Antes de que pudiera terminar se escuchó el sonido de. algo que se deslizaba en el otro extremo, seguido por un «clic». Índigo aspiró con fuerza, volviendo la cabeza rápidamente en dirección al pasillo, luego empujó. La puerta se abrió mostrando una habitación en caos. Copas volcadas, almohadas y adornos desparramados por el suelo, y el suelo estaba cubierto con los gráficos que eran el orgullo de Phereniq, rotos y pisoteados.

Phereniq se dirigía despacio y rígida de vuelta al sillón donde había estado sentada. No miró a Índigo, y cuando habló su voz era borrosa y apenas reconocible.

—¿Qué quieres?

Índigo penetró en la habitación y cerró con cuidado la puerta a su espalda.

—Phereniq, tengo que hablar contigo. Es muy urgente.

—No quiero verte. No quiero ver a nadie. —Phereniq llegó hasta el sillón y se derrumbó sobre él, manteniendo el rostro vuelto—. Vete, y déjame sola.

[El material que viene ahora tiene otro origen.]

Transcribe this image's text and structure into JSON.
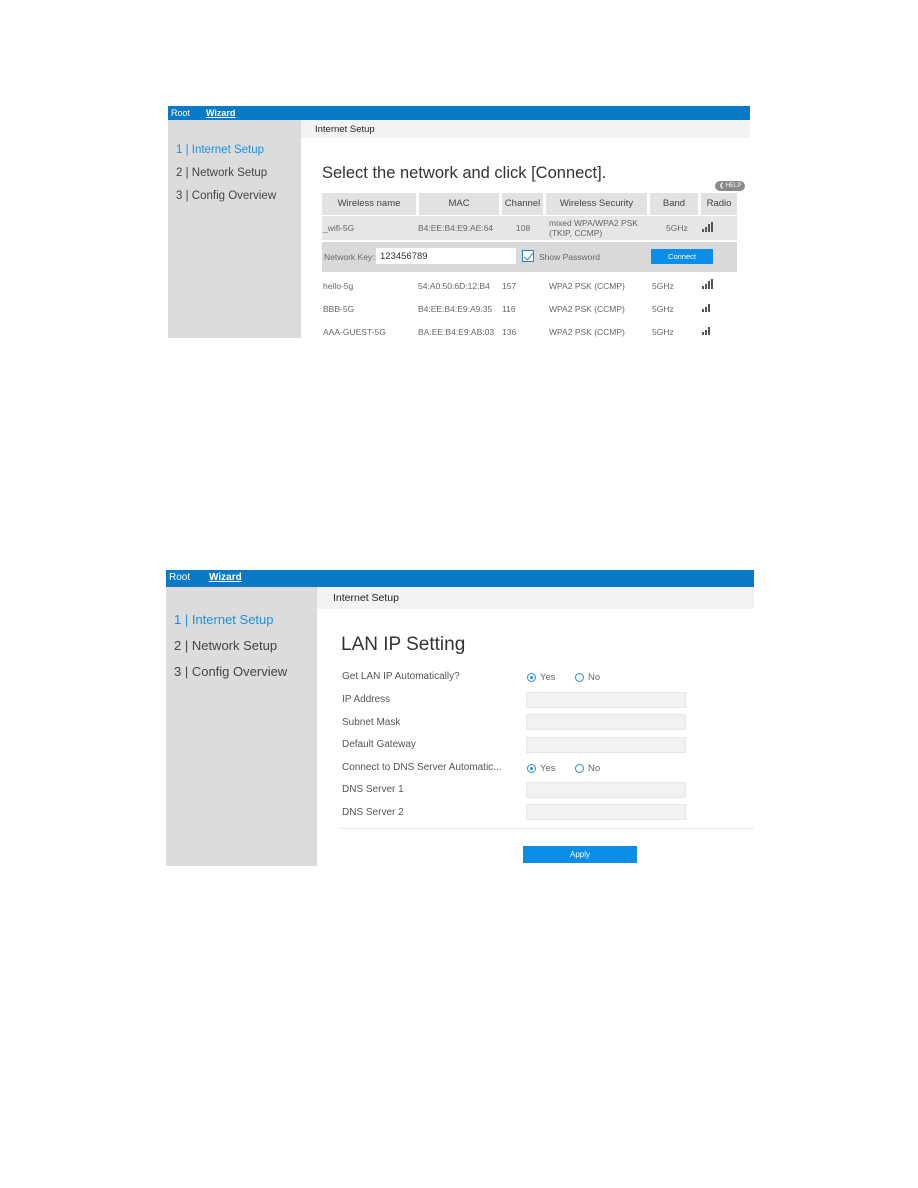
{
  "screenshot1": {
    "topbar": {
      "root": "Root",
      "wizard": "Wizard"
    },
    "breadcrumb": "Internet Setup",
    "sidebar": [
      {
        "label": "1 | Internet Setup",
        "active": true
      },
      {
        "label": "2 | Network Setup",
        "active": false
      },
      {
        "label": "3 | Config Overview",
        "active": false
      }
    ],
    "heading": "Select the network and click [Connect].",
    "help_label": "HELP",
    "columns": [
      "Wireless name",
      "MAC",
      "Channel",
      "Wireless Security",
      "Band",
      "Radio"
    ],
    "selected_network": {
      "name": "_wifi-5G",
      "mac": "B4:EE:B4:E9:AE:64",
      "channel": "108",
      "security_line1": "mixed WPA/WPA2 PSK",
      "security_line2": "(TKIP, CCMP)",
      "band": "5GHz",
      "signal_bars": 4
    },
    "network_key": {
      "label": "Network Key:",
      "value": "123456789",
      "show_password_label": "Show Password",
      "show_password_checked": true,
      "connect_label": "Connect"
    },
    "networks": [
      {
        "name": "hello-5g",
        "mac": "54:A0:50:6D:12:B4",
        "channel": "157",
        "security": "WPA2 PSK (CCMP)",
        "band": "5GHz",
        "signal_bars": 4
      },
      {
        "name": "BBB-5G",
        "mac": "B4:EE:B4:E9:A9:35",
        "channel": "116",
        "security": "WPA2 PSK (CCMP)",
        "band": "5GHz",
        "signal_bars": 3
      },
      {
        "name": "AAA-GUEST-5G",
        "mac": "BA:EE:B4:E9:AB:03",
        "channel": "136",
        "security": "WPA2 PSK (CCMP)",
        "band": "5GHz",
        "signal_bars": 3
      }
    ]
  },
  "screenshot2": {
    "topbar": {
      "root": "Root",
      "wizard": "Wizard"
    },
    "breadcrumb": "Internet Setup",
    "sidebar": [
      {
        "label": "1 | Internet Setup",
        "active": true
      },
      {
        "label": "2 | Network Setup",
        "active": false
      },
      {
        "label": "3 | Config Overview",
        "active": false
      }
    ],
    "heading": "LAN IP Setting",
    "fields": {
      "get_lan_ip_auto": {
        "label": "Get LAN IP Automatically?",
        "yes": "Yes",
        "no": "No",
        "selected": "Yes"
      },
      "ip_address": {
        "label": "IP Address",
        "value": ""
      },
      "subnet_mask": {
        "label": "Subnet Mask",
        "value": ""
      },
      "default_gateway": {
        "label": "Default Gateway",
        "value": ""
      },
      "dns_auto": {
        "label": "Connect to DNS Server Automatic...",
        "yes": "Yes",
        "no": "No",
        "selected": "Yes"
      },
      "dns_server_1": {
        "label": "DNS Server 1",
        "value": ""
      },
      "dns_server_2": {
        "label": "DNS Server 2",
        "value": ""
      }
    },
    "apply_label": "Apply"
  }
}
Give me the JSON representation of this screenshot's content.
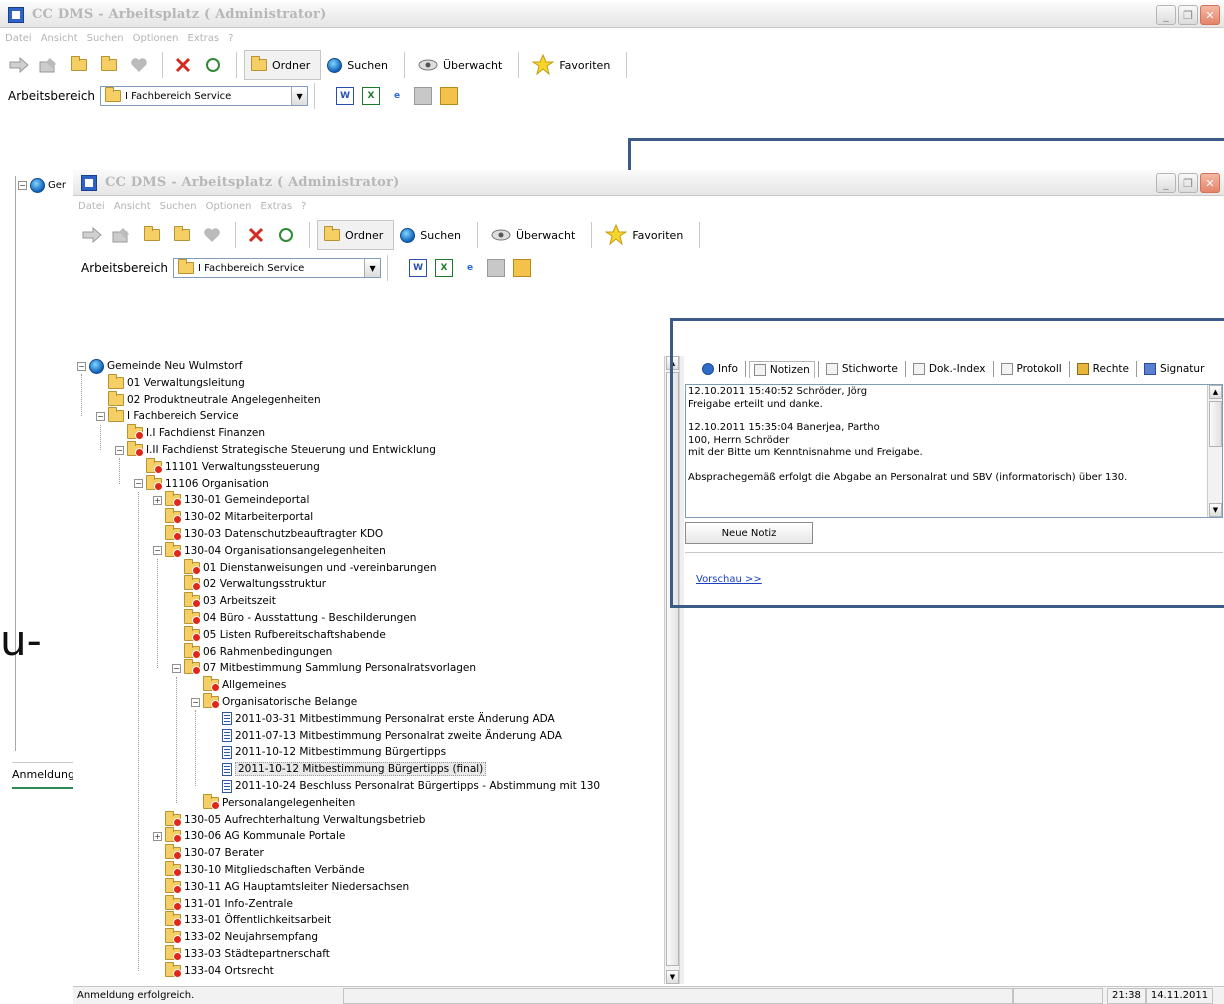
{
  "window": {
    "title": "CC DMS - Arbeitsplatz ( Administrator)"
  },
  "menu": [
    "Datei",
    "Ansicht",
    "Suchen",
    "Optionen",
    "Extras",
    "?"
  ],
  "toolbar": {
    "ordner_label": "Ordner",
    "suchen_label": "Suchen",
    "ueberwacht_label": "Überwacht",
    "favoriten_label": "Favoriten"
  },
  "workspace": {
    "label": "Arbeitsbereich",
    "selected": "I Fachbereich Service"
  },
  "back_window": {
    "tree_fragment": "Ger",
    "status": "Anmeldung"
  },
  "overlay_text": "u-",
  "tree": [
    {
      "label": "Gemeinde Neu Wulmstorf",
      "level": 0,
      "icon": "globe-icon",
      "expander": "-"
    },
    {
      "label": "01 Verwaltungsleitung",
      "level": 1,
      "icon": "folder-icon",
      "expander": ""
    },
    {
      "label": "02 Produktneutrale Angelegenheiten",
      "level": 1,
      "icon": "folder-icon",
      "expander": ""
    },
    {
      "label": "I Fachbereich Service",
      "level": 1,
      "icon": "folder-icon",
      "expander": "-"
    },
    {
      "label": "I.I Fachdienst Finanzen",
      "level": 2,
      "icon": "folder-red-icon",
      "expander": ""
    },
    {
      "label": "I.II Fachdienst Strategische Steuerung und Entwicklung",
      "level": 2,
      "icon": "folder-red-icon",
      "expander": "-"
    },
    {
      "label": "11101 Verwaltungssteuerung",
      "level": 3,
      "icon": "folder-red-icon",
      "expander": ""
    },
    {
      "label": "11106 Organisation",
      "level": 3,
      "icon": "folder-red-icon",
      "expander": "-"
    },
    {
      "label": "130-01 Gemeindeportal",
      "level": 4,
      "icon": "folder-red-icon",
      "expander": "+"
    },
    {
      "label": "130-02 Mitarbeiterportal",
      "level": 4,
      "icon": "folder-red-icon",
      "expander": ""
    },
    {
      "label": "130-03 Datenschutzbeauftragter KDO",
      "level": 4,
      "icon": "folder-red-icon",
      "expander": ""
    },
    {
      "label": "130-04 Organisationsangelegenheiten",
      "level": 4,
      "icon": "folder-red-icon",
      "expander": "-"
    },
    {
      "label": "01 Dienstanweisungen und -vereinbarungen",
      "level": 5,
      "icon": "folder-red-icon",
      "expander": ""
    },
    {
      "label": "02 Verwaltungsstruktur",
      "level": 5,
      "icon": "folder-red-icon",
      "expander": ""
    },
    {
      "label": "03 Arbeitszeit",
      "level": 5,
      "icon": "folder-red-icon",
      "expander": ""
    },
    {
      "label": "04 Büro - Ausstattung - Beschilderungen",
      "level": 5,
      "icon": "folder-red-icon",
      "expander": ""
    },
    {
      "label": "05 Listen Rufbereitschaftshabende",
      "level": 5,
      "icon": "folder-red-icon",
      "expander": ""
    },
    {
      "label": "06 Rahmenbedingungen",
      "level": 5,
      "icon": "folder-red-icon",
      "expander": ""
    },
    {
      "label": "07 Mitbestimmung Sammlung Personalratsvorlagen",
      "level": 5,
      "icon": "folder-red-icon",
      "expander": "-"
    },
    {
      "label": "Allgemeines",
      "level": 6,
      "icon": "folder-red-icon",
      "expander": ""
    },
    {
      "label": "Organisatorische Belange",
      "level": 6,
      "icon": "folder-red-icon",
      "expander": "-"
    },
    {
      "label": "2011-03-31 Mitbestimmung Personalrat erste Änderung ADA",
      "level": 7,
      "icon": "document-icon",
      "expander": ""
    },
    {
      "label": "2011-07-13 Mitbestimmung Personalrat zweite Änderung ADA",
      "level": 7,
      "icon": "document-icon",
      "expander": ""
    },
    {
      "label": "2011-10-12 Mitbestimmung Bürgertipps",
      "level": 7,
      "icon": "document-icon",
      "expander": ""
    },
    {
      "label": "2011-10-12 Mitbestimmung Bürgertipps (final)",
      "level": 7,
      "icon": "document-icon",
      "expander": "",
      "selected": true
    },
    {
      "label": "2011-10-24 Beschluss Personalrat Bürgertipps - Abstimmung mit 130",
      "level": 7,
      "icon": "document-icon",
      "expander": ""
    },
    {
      "label": "Personalangelegenheiten",
      "level": 6,
      "icon": "folder-red-icon",
      "expander": ""
    },
    {
      "label": "130-05 Aufrechterhaltung Verwaltungsbetrieb",
      "level": 4,
      "icon": "folder-red-icon",
      "expander": ""
    },
    {
      "label": "130-06 AG Kommunale Portale",
      "level": 4,
      "icon": "folder-red-icon",
      "expander": "+"
    },
    {
      "label": "130-07 Berater",
      "level": 4,
      "icon": "folder-red-icon",
      "expander": ""
    },
    {
      "label": "130-10 Mitgliedschaften Verbände",
      "level": 4,
      "icon": "folder-red-icon",
      "expander": ""
    },
    {
      "label": "130-11 AG Hauptamtsleiter Niedersachsen",
      "level": 4,
      "icon": "folder-red-icon",
      "expander": ""
    },
    {
      "label": "131-01 Info-Zentrale",
      "level": 4,
      "icon": "folder-red-icon",
      "expander": ""
    },
    {
      "label": "133-01 Öffentlichkeitsarbeit",
      "level": 4,
      "icon": "folder-red-icon",
      "expander": ""
    },
    {
      "label": "133-02 Neujahrsempfang",
      "level": 4,
      "icon": "folder-red-icon",
      "expander": ""
    },
    {
      "label": "133-03 Städtepartnerschaft",
      "level": 4,
      "icon": "folder-red-icon",
      "expander": ""
    },
    {
      "label": "133-04 Ortsrecht",
      "level": 4,
      "icon": "folder-red-icon",
      "expander": ""
    }
  ],
  "tabs": [
    {
      "label": "Info",
      "icon": "info-icon",
      "active": false
    },
    {
      "label": "Notizen",
      "icon": "notes-icon",
      "active": true
    },
    {
      "label": "Stichworte",
      "icon": "keywords-icon",
      "active": false
    },
    {
      "label": "Dok.-Index",
      "icon": "document-index-icon",
      "active": false
    },
    {
      "label": "Protokoll",
      "icon": "log-icon",
      "active": false
    },
    {
      "label": "Rechte",
      "icon": "lock-icon",
      "active": false
    },
    {
      "label": "Signatur",
      "icon": "signature-icon",
      "active": false
    }
  ],
  "notes": [
    {
      "header": "12.10.2011 15:40:52 Schröder, Jörg",
      "lines": [
        "Freigabe erteilt und danke."
      ]
    },
    {
      "header": "12.10.2011 15:35:04 Banerjea, Partho",
      "lines": [
        "100, Herrn Schröder",
        "mit der Bitte um Kenntnisnahme und Freigabe.",
        "",
        "Absprachegemäß erfolgt die Abgabe an Personalrat und SBV (informatorisch) über 130."
      ]
    }
  ],
  "notes_button": "Neue Notiz",
  "preview_link": "Vorschau >>",
  "status": {
    "message": "Anmeldung erfolgreich.",
    "time": "21:38",
    "date": "14.11.2011"
  }
}
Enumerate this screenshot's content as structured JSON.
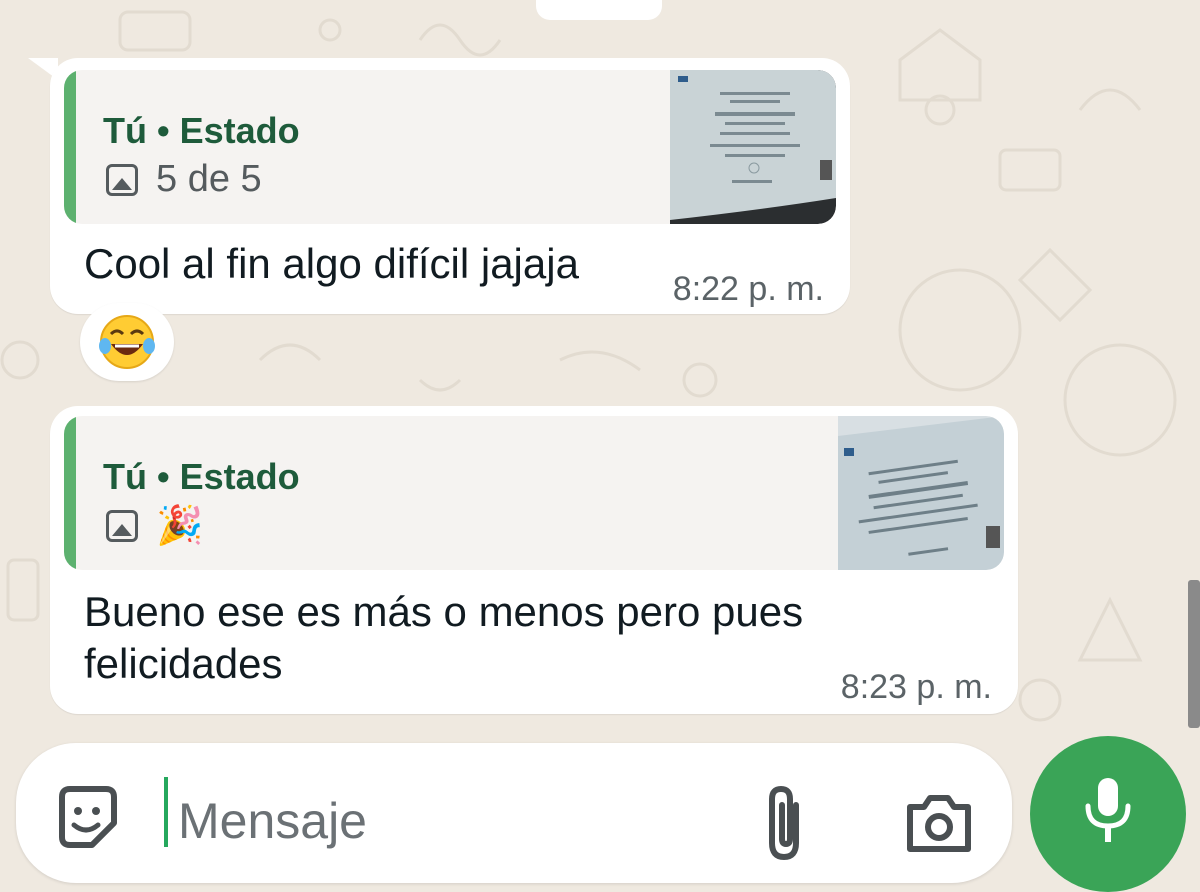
{
  "colors": {
    "wallpaper": "#efe9e0",
    "bubble": "#ffffff",
    "quote_bar": "#5db16f",
    "quote_title": "#1e5b3b",
    "mic_button": "#3aa457"
  },
  "messages": [
    {
      "quote": {
        "title": "Tú • Estado",
        "media_icon": "image-icon",
        "caption": "5 de 5"
      },
      "text": "Cool al fin algo difícil jajaja",
      "time": "8:22 p. m.",
      "reaction": "😂"
    },
    {
      "quote": {
        "title": "Tú • Estado",
        "media_icon": "image-icon",
        "caption": "🎉"
      },
      "text": "Bueno ese es más o menos pero pues felicidades",
      "time": "8:23 p. m."
    }
  ],
  "composer": {
    "placeholder": "Mensaje",
    "icons": [
      "sticker-icon",
      "paperclip-icon",
      "camera-icon",
      "microphone-icon"
    ]
  }
}
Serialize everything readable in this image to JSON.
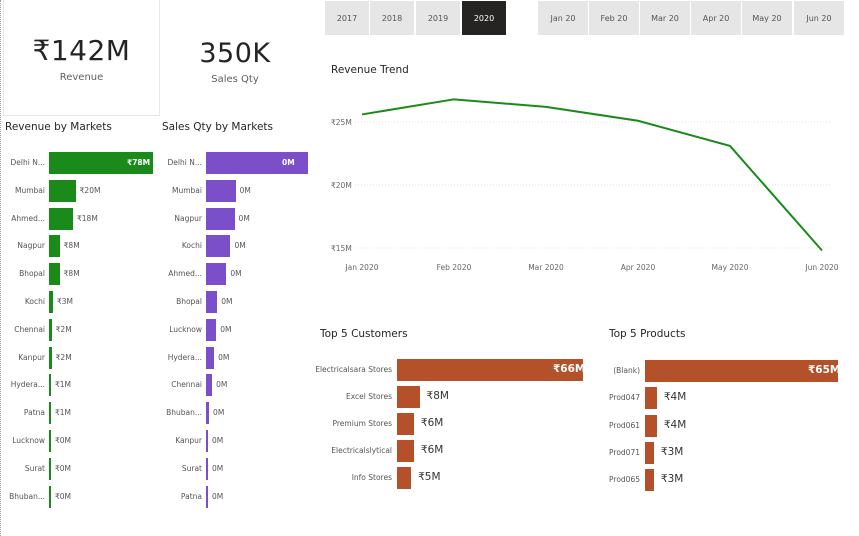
{
  "kpis": {
    "revenue": {
      "value": "₹142M",
      "label": "Revenue"
    },
    "sales_qty": {
      "value": "350K",
      "label": "Sales Qty"
    }
  },
  "year_slicer": [
    "2017",
    "2018",
    "2019",
    "2020"
  ],
  "year_selected": "2020",
  "month_slicer": [
    "Jan 20",
    "Feb 20",
    "Mar 20",
    "Apr 20",
    "May 20",
    "Jun 20"
  ],
  "revenue_by_markets": {
    "title": "Revenue by Markets",
    "color": "#1a8a1a",
    "items": [
      {
        "label": "Delhi N...",
        "value": 78,
        "display": "₹78M"
      },
      {
        "label": "Mumbai",
        "value": 20,
        "display": "₹20M"
      },
      {
        "label": "Ahmed...",
        "value": 18,
        "display": "₹18M"
      },
      {
        "label": "Nagpur",
        "value": 8,
        "display": "₹8M"
      },
      {
        "label": "Bhopal",
        "value": 8,
        "display": "₹8M"
      },
      {
        "label": "Kochi",
        "value": 3,
        "display": "₹3M"
      },
      {
        "label": "Chennai",
        "value": 2,
        "display": "₹2M"
      },
      {
        "label": "Kanpur",
        "value": 2,
        "display": "₹2M"
      },
      {
        "label": "Hydera...",
        "value": 1,
        "display": "₹1M"
      },
      {
        "label": "Patna",
        "value": 1,
        "display": "₹1M"
      },
      {
        "label": "Lucknow",
        "value": 0.3,
        "display": "₹0M"
      },
      {
        "label": "Surat",
        "value": 0.2,
        "display": "₹0M"
      },
      {
        "label": "Bhuban...",
        "value": 0.1,
        "display": "₹0M"
      }
    ]
  },
  "sales_qty_by_markets": {
    "title": "Sales Qty by Markets",
    "color": "#7b4fc9",
    "items": [
      {
        "label": "Delhi N...",
        "value": 100,
        "display": "0M"
      },
      {
        "label": "Mumbai",
        "value": 29,
        "display": "0M"
      },
      {
        "label": "Nagpur",
        "value": 28,
        "display": "0M"
      },
      {
        "label": "Kochi",
        "value": 24,
        "display": "0M"
      },
      {
        "label": "Ahmed...",
        "value": 20,
        "display": "0M"
      },
      {
        "label": "Bhopal",
        "value": 11,
        "display": "0M"
      },
      {
        "label": "Lucknow",
        "value": 10,
        "display": "0M"
      },
      {
        "label": "Hydera...",
        "value": 8,
        "display": "0M"
      },
      {
        "label": "Chennai",
        "value": 6,
        "display": "0M"
      },
      {
        "label": "Bhuban...",
        "value": 3,
        "display": "0M"
      },
      {
        "label": "Kanpur",
        "value": 2,
        "display": "0M"
      },
      {
        "label": "Surat",
        "value": 2,
        "display": "0M"
      },
      {
        "label": "Patna",
        "value": 2,
        "display": "0M"
      }
    ]
  },
  "revenue_trend": {
    "title": "Revenue Trend",
    "color": "#1a8a1a",
    "yticks": [
      {
        "value": 25,
        "label": "₹25M"
      },
      {
        "value": 20,
        "label": "₹20M"
      },
      {
        "value": 15,
        "label": "₹15M"
      }
    ]
  },
  "top_customers": {
    "title": "Top 5 Customers",
    "color": "#b5512a",
    "items": [
      {
        "label": "Electricalsara Stores",
        "value": 66,
        "display": "₹66M"
      },
      {
        "label": "Excel Stores",
        "value": 8,
        "display": "₹8M"
      },
      {
        "label": "Premium Stores",
        "value": 6,
        "display": "₹6M"
      },
      {
        "label": "Electricalslytical",
        "value": 6,
        "display": "₹6M"
      },
      {
        "label": "Info Stores",
        "value": 5,
        "display": "₹5M"
      }
    ]
  },
  "top_products": {
    "title": "Top 5 Products",
    "color": "#b5512a",
    "items": [
      {
        "label": "(Blank)",
        "value": 65,
        "display": "₹65M"
      },
      {
        "label": "Prod047",
        "value": 4,
        "display": "₹4M"
      },
      {
        "label": "Prod061",
        "value": 4,
        "display": "₹4M"
      },
      {
        "label": "Prod071",
        "value": 3,
        "display": "₹3M"
      },
      {
        "label": "Prod065",
        "value": 3,
        "display": "₹3M"
      }
    ]
  },
  "chart_data": [
    {
      "type": "line",
      "title": "Revenue Trend",
      "xlabel": "",
      "ylabel": "",
      "x": [
        "Jan 2020",
        "Feb 2020",
        "Mar 2020",
        "Apr 2020",
        "May 2020",
        "Jun 2020"
      ],
      "series": [
        {
          "values": [
            25.6,
            26.8,
            26.2,
            25.1,
            23.1,
            14.8
          ]
        }
      ],
      "ylim": [
        14,
        27.5
      ],
      "grid": true
    },
    {
      "type": "bar",
      "title": "Revenue by Markets",
      "categories": [
        "Delhi N...",
        "Mumbai",
        "Ahmed...",
        "Nagpur",
        "Bhopal",
        "Kochi",
        "Chennai",
        "Kanpur",
        "Hydera...",
        "Patna",
        "Lucknow",
        "Surat",
        "Bhuban..."
      ],
      "values": [
        78,
        20,
        18,
        8,
        8,
        3,
        2,
        2,
        1,
        1,
        0.3,
        0.2,
        0.1
      ]
    },
    {
      "type": "bar",
      "title": "Sales Qty by Markets",
      "categories": [
        "Delhi N...",
        "Mumbai",
        "Nagpur",
        "Kochi",
        "Ahmed...",
        "Bhopal",
        "Lucknow",
        "Hydera...",
        "Chennai",
        "Bhuban...",
        "Kanpur",
        "Surat",
        "Patna"
      ],
      "values": [
        100,
        29,
        28,
        24,
        20,
        11,
        10,
        8,
        6,
        3,
        2,
        2,
        2
      ]
    },
    {
      "type": "bar",
      "title": "Top 5 Customers",
      "categories": [
        "Electricalsara Stores",
        "Excel Stores",
        "Premium Stores",
        "Electricalslytical",
        "Info Stores"
      ],
      "values": [
        66,
        8,
        6,
        6,
        5
      ]
    },
    {
      "type": "bar",
      "title": "Top 5 Products",
      "categories": [
        "(Blank)",
        "Prod047",
        "Prod061",
        "Prod071",
        "Prod065"
      ],
      "values": [
        65,
        4,
        4,
        3,
        3
      ]
    }
  ]
}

En una mesa cercana estaba el narguile y una colección de frascos, algunos tumbados que derramaban su contenido sobre la brillante superficie de la mesa, Índigo cruzó la habitación en tres rápidas zancadas, hizo girar por la fuerza el rostro de Phereniq —ésta no opuso resistencia— y la miró a los ojos. Estaban vidriosos, las pupilas grotescamente dilatadas, y llenas de una terrible mezcla de veneno y dolor. A Índigo se le cayó el alma a los pies. Sólo la Madre Tierra sabría qué combinación de bebida y drogas había tomado Phereniq en un esfuerzo para dejar fuera la realidad de lo que sucedía en otro lugar del palacio. Debía de haberse pasado todo el día encerrada en su habitación, con un sólo su vino y sus pociones para consolarla...

Empezó a gritarle.

—¡Idiota! —Pero se interrumpió cuando la cólera se vio reemplazada por la piedad—. ¡Oh, Phereniq...! —terminó, desesperada.

Los ojos de Phereniq centellearon y volvió la cabeza a un lado con un brusco movimiento.

—No quiero tu compasión. No quiero nada. Déjame sola. —Presionó el rostro contra el respaldo del sillón, mientras un brazo colgaba fláccido a un lado.

Índigo la contempló. No quería ser cruel, pero la necesidad tenía que anteponerse a la piedad. Regresó a la mesa y revolvió entre el desorden hasta que encontró lo que quería, entre los montones de hierbas y brebajes. Un poderoso purgante: fuera lo que fuese lo que Phereniq había utilizado para colocarse en aquella situación, sería un antídoto seguro. Midió una dosis triple en un vaso que llenó apresuradamente de agua y lo acercó a los labios de la mujer.

—Phereniq, bebe esto.

Phereniq lo apañó de un manotazo con gesto irritado.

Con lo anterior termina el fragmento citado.